In Washington State, tax incentives run afoul of carbon-neutral goal. Washington produces a quarter of the nation’s hydropower, but state data show it receives a smaller share of its electricity from renewable sources than it did two decades ago. The state is requiring electric utilities to be carbon-neutral by 2030 through legislation passed in 2019. ProPublica reports on Washington’s generous tax incentives designed to promote the growth of power-guzzling, job-creating data centers. Some counties, now home to data centers, may soon have to choose between following the 2019 green energy law, or risk rolling blackouts. 

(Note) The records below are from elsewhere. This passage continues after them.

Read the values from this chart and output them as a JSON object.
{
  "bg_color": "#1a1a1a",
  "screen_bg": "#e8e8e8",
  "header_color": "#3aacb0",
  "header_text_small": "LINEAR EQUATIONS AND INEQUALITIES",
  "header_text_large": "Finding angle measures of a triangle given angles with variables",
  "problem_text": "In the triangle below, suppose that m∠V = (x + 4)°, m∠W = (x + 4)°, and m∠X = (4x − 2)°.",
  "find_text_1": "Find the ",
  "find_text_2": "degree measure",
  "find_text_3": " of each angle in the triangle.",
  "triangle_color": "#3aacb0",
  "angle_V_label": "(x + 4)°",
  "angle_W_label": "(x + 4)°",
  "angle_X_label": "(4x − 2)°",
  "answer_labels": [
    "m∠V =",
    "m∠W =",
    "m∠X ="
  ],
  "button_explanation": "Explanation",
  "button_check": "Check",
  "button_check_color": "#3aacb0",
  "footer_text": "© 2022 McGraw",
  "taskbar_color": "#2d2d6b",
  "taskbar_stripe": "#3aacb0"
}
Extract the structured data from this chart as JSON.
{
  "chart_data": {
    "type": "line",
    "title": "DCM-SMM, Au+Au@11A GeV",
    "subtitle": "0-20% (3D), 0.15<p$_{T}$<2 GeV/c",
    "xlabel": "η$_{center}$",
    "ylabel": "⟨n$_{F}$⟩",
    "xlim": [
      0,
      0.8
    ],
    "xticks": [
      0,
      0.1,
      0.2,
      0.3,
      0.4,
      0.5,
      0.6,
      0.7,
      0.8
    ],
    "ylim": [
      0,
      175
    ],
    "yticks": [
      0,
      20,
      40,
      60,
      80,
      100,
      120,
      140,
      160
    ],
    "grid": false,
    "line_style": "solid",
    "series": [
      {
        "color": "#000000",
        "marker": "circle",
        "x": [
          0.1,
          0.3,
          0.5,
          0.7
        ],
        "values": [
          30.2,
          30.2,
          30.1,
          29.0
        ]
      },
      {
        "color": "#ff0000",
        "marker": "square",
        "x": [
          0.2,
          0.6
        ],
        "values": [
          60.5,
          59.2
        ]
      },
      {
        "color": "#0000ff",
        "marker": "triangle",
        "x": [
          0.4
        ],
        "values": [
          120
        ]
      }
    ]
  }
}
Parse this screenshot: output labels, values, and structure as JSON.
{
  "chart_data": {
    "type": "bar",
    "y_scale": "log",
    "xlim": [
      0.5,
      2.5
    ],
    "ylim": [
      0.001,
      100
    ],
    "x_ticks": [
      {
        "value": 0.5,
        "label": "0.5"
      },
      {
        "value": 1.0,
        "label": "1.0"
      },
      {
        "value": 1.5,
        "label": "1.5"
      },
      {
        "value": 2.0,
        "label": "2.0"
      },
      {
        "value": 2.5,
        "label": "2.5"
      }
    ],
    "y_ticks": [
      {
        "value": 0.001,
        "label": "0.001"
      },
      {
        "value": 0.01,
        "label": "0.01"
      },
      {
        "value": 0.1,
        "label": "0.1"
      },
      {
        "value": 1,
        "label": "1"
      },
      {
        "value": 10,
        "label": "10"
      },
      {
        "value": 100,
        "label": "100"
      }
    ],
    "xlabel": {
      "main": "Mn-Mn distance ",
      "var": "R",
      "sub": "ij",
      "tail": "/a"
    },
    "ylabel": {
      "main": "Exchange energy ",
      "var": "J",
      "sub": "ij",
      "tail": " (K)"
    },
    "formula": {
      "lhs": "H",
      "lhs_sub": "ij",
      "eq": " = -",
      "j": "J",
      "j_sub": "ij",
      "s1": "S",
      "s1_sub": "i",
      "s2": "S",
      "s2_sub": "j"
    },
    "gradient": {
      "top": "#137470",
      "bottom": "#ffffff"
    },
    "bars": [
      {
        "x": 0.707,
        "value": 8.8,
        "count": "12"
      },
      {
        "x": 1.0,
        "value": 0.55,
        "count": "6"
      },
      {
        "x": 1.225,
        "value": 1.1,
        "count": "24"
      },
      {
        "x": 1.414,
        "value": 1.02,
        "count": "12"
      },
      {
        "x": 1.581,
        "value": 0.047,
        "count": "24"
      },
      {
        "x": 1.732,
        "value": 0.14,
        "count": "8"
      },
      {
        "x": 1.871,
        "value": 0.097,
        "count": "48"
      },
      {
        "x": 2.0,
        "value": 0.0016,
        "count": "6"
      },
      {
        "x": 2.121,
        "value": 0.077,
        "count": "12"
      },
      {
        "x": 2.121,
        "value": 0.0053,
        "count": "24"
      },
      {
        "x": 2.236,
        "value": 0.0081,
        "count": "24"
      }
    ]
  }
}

More on renewable energy: Treasury Secretary Janet Yellen, in her address at an Inter-American Development Bank event, called the shift to a low-carbon global economy “the single greatest opportunity of the 21st century.” She stressed the importance of stronger climate finance policies through 2050 to address the “existential threat” to communities and economic strain posed by climate change, reports Politico. She also credited the Inflation Reduction Act for directing hundreds of billions of dollars toward investment in clean energy technologies. 

And on Capitol Hill: Electric vehicles. The Senate Budget Committee will hold a hearing on the future of electric vehicles on Wednesday.